Both approaches shift focus away from individual psychology toward the structural conditions that shape meaning. They ask different questions than psychological research typically does: What unwritten rules make certain interpretations seem obvious while others appear impossible? How do social structures influence the way people relate to roles, brands, or expectations? What goes unsaid - not because people are deliberately hiding something, but because it simply cannot be expressed within eg. the hierarchical structure of an interview.

Social structures – like discourses on family success or workplace productivity – don’t just influence what consumers want; they shape what they can even imagine wanting in the first place. Similarly, emerging cultural categories like "sustainability," "self-care," or "authenticity" aren't just reflecting existing consumer values - they're actively organizing how people think about and justify their choices.

These patterns hidden on the surface rarely emerge through introspective methods alone, which tend to reproduce mainstream cultural assumptions rather than questioning them. When researchers only ask "Why do you think that?" they often get answers that stay within familiar vocabulary of culturally legitimate motives.[v]

In the final article, I’ll explore what happens when these tools are missing and how the costs of monocultural framing affect not only theory, but the everyday practice of QMR.
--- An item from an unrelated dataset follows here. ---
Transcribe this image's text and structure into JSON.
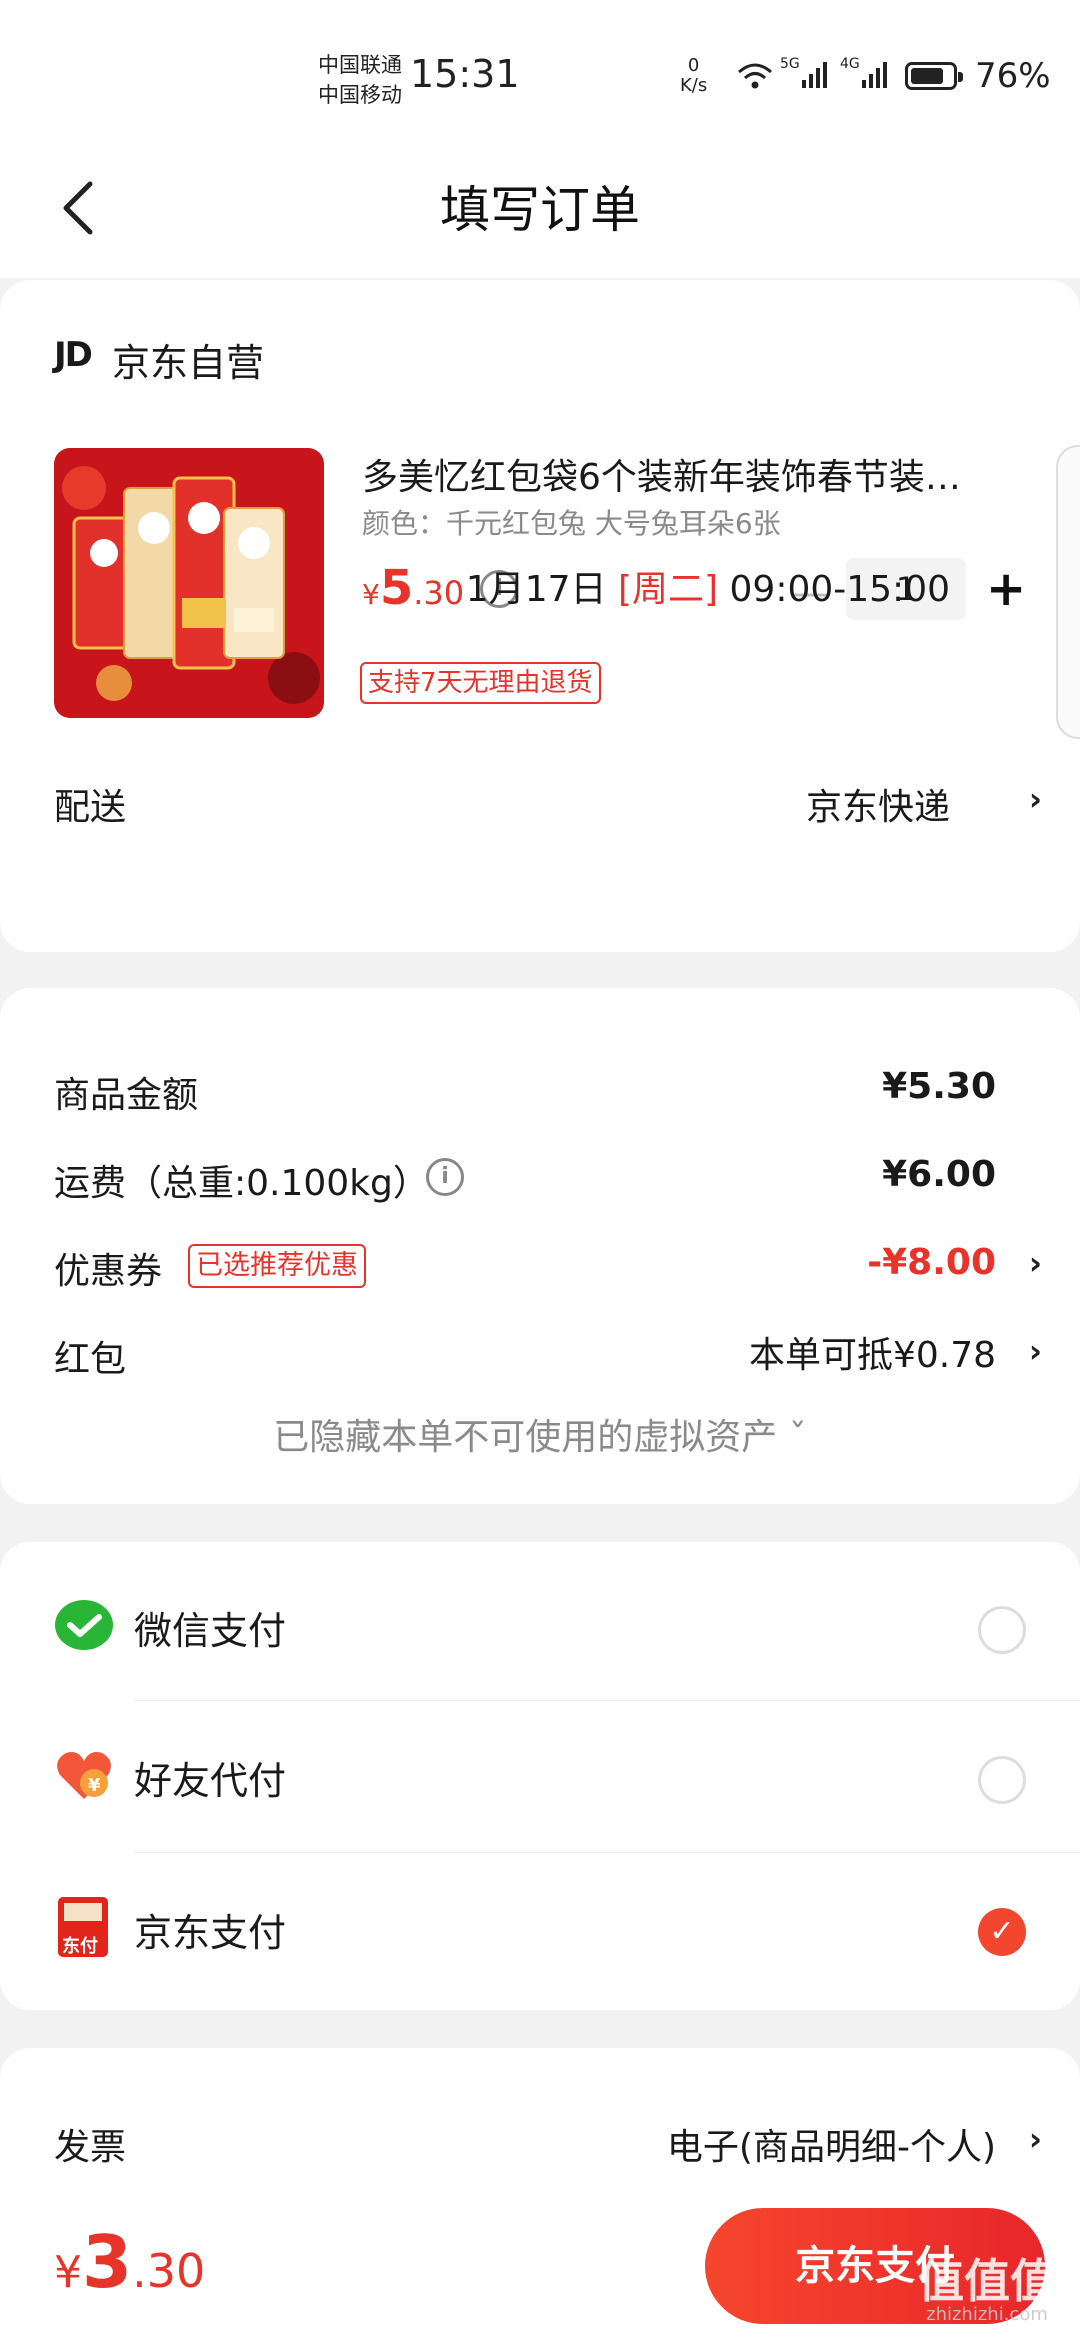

[i] Sandler , J. and Freud , A. 1982b . Discussions in the Hampstead Index on “The ego and the mechanisms of defence”, VIII. Denial in word and act . Bulletin of the Anna Freud Centre , 5 : 175 – 187 .

[ii] Kirchmair, R. (2023). Die Systematik qualitativer Marktforschung. Planung & Analyse, 1, 38–38. https://www.horizont.net/planung-analyse/nachrichten/basiswissen-die-systematik-qualitativer-marktforschung-212073

[iii] Oevermann, U., Allert, T., Konau, E., & Krambeck, J. (1987). Structures of meaning and objective Hermeneutics. In V. Meja, D. Misgeld, & N. Stehr (Eds.), Modern German sociology (pp. 436–447). Columbia University Press.

[iv] Foucault, M. (2002). Archaeology of Knowledge. Psychology Press.